Ariakan enarcó las cejas y asintió con la cabeza. La Visión estaba ante todo, y no se la invocaba a la ligera.

—Procede, subcomandante.

—Gracias, milord. Que mis palabras se hagan constar. Steel Brightblade es uno de los mejores soldados que he tenido el privilegio de mandar. Su valentía y su destreza son intachables. Su lealtad a la Visión es inquebrantable. Estos atributos han quedado demostrados en batalla repetidas veces y ahora no deberían ser puestos en duda. —Al decir esto, Trevalin dirigió una mirada funesta a la Señora de la Noche—. La muerte del caballero guerrero Brightblade no sólo sería una gran pérdida para todos nosotros, milord. Sería un perjuicio para la Visión.

—Gracias, subcomandante Trevalin —dijo Ariakan con voz fría y desapasionada—. Tomaremos en cuenta tus palabras. Puedes retirarte.

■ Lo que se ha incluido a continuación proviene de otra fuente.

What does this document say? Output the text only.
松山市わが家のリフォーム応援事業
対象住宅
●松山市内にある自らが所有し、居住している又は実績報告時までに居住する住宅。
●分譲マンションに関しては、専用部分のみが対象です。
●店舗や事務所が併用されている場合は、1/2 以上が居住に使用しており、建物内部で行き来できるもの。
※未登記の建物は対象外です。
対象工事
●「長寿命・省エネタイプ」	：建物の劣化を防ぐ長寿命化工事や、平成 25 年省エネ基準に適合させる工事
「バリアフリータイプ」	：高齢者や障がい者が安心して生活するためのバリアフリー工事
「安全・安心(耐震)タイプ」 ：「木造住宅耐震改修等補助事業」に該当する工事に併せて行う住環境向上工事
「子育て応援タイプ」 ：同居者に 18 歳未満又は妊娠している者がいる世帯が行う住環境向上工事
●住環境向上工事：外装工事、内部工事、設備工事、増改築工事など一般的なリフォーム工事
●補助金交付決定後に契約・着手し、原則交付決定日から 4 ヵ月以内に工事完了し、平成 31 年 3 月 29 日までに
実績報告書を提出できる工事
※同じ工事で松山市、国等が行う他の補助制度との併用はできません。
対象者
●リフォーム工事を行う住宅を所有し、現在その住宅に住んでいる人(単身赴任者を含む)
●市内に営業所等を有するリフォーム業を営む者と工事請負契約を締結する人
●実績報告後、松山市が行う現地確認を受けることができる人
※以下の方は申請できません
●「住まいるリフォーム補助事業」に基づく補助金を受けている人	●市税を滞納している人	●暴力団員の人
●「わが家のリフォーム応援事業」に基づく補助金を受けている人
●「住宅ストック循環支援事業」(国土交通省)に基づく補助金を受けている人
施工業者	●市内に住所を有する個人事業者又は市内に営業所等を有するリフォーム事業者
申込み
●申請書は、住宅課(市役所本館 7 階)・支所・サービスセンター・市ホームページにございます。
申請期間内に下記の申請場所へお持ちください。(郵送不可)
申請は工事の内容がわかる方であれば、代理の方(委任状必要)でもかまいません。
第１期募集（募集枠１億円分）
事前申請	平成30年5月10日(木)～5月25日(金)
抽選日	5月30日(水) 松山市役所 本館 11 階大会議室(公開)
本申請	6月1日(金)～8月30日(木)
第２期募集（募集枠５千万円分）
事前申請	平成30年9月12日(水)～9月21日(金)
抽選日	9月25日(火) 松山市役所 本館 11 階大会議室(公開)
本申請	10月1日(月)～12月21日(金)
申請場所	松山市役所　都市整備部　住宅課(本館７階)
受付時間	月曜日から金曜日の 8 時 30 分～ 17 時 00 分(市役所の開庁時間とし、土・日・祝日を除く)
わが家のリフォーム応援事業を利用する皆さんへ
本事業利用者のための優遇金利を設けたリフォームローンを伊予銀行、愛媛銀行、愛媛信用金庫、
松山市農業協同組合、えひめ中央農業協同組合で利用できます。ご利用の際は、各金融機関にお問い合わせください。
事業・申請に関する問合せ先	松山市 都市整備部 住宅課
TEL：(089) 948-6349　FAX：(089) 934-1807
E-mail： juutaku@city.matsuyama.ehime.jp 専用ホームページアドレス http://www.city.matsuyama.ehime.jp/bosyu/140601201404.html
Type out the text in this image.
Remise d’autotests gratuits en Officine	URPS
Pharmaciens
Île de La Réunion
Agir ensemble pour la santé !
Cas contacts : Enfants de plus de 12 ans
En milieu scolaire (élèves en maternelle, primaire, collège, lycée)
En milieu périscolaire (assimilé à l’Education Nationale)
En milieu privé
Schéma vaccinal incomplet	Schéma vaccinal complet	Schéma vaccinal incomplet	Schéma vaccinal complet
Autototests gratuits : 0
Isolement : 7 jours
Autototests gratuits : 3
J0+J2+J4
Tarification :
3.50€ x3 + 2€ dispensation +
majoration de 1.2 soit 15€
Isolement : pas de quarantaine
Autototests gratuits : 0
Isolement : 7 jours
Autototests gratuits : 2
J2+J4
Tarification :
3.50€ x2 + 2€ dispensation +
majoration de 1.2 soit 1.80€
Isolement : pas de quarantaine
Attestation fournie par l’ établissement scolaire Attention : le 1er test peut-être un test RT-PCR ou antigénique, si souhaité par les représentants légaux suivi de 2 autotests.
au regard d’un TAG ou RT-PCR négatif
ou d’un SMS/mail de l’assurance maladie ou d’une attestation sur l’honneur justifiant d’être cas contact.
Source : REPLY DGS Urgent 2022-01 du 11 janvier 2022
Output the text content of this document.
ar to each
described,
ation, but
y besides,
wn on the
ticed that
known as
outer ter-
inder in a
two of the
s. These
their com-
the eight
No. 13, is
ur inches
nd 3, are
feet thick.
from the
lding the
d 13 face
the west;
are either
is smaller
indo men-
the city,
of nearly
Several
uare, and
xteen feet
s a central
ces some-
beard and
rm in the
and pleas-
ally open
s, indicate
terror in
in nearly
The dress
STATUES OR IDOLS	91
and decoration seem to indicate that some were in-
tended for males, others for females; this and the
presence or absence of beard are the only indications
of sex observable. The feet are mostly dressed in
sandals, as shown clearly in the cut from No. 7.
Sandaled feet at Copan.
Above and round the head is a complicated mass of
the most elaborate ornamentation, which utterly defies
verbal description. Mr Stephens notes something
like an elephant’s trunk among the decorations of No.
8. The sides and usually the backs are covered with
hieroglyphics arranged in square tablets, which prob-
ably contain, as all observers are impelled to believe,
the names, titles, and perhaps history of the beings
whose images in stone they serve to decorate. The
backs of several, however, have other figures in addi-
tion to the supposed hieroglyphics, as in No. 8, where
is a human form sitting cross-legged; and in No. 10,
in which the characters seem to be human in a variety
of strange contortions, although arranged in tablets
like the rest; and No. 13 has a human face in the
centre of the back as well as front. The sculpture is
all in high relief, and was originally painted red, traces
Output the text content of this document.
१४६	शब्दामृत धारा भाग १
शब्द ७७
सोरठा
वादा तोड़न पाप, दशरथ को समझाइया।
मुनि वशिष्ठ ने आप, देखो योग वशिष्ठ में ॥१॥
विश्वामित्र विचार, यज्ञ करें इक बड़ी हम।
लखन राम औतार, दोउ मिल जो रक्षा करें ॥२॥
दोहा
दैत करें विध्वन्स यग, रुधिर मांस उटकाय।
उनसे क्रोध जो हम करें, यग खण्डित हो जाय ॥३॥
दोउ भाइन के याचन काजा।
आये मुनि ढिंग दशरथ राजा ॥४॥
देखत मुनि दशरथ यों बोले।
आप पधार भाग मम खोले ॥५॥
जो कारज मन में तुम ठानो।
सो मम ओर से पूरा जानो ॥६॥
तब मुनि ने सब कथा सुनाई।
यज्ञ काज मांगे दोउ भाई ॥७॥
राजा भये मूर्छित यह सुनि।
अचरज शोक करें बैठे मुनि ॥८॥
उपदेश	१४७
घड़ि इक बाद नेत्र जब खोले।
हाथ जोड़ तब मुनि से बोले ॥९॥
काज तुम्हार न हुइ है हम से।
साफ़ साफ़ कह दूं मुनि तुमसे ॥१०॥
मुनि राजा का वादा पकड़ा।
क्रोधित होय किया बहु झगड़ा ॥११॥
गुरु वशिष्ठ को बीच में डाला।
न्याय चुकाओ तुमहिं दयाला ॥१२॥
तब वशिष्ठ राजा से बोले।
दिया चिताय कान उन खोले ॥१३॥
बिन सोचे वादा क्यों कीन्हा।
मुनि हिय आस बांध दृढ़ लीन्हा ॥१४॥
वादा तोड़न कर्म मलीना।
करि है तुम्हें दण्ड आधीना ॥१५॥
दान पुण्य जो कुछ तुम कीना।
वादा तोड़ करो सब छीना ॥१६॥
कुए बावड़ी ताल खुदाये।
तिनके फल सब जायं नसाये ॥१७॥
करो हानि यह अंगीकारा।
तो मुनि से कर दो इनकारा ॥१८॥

Trevalin saludó, inclinó la cabeza, y, antes de marcharse, susurró unas palabras de ánimo a Steel.

El caballero, que sostenía firmemente la espada de su padre con las dos manos, asintió en señal de agradecimiento, pero no dijo nada. Trevalin salió de la tienda, sacudiendo la cabeza. Ariakan hizo un ademán a Steel.

—Acércate con tu espada, caballero guerrero. —El joven hizo lo que le pedía y se aproximó a la mesa.

»Saca la espada de la vaina —continuó Ariakan—, y ponía delante de mí.

Steel obedeció. Sacó el arma de la desgastada funda y la colocó, volviéndola a lo largo, delante de su señor. La espada ya no brillaba, sino que parecía gris y deslustrada, como eclipsada por la oscura presencia de Ariakan.

Steel retrocedió cinco pasos y se quedó erguido, inmóvil, con las manos a los costados y la mirada fija al frente. Ariakan se volvió hacia la hechicera gris.

—Expón tus cargos contra este caballero, Señora de la Noche.

En tono estridente, Lillith relató cómo Steel se había ofrecido voluntario para llevar los cadáveres de los Caballeros de Solamnia para entregárselos a su padre, con quien tenía una deuda de honor, admitió la hechicera. Ariakan miró fijamente a Steel y demostró su aprobación con una leve inclinación de cabeza. El mandatario conocía la historia del joven, sabía que debía su libertad y posiblemente la vida a Caramon Majere. La deuda estaba ahora saldada.

La Señora de la Noche siguió diciendo que Steel también se había hecho cargo del joven mago, Palin Majere, que había aceptado la palabra de honor del mago de que no escaparía, y que se había comprometido a ocupar el lugar del prisionero en su sentencia de muerte si éste escapaba.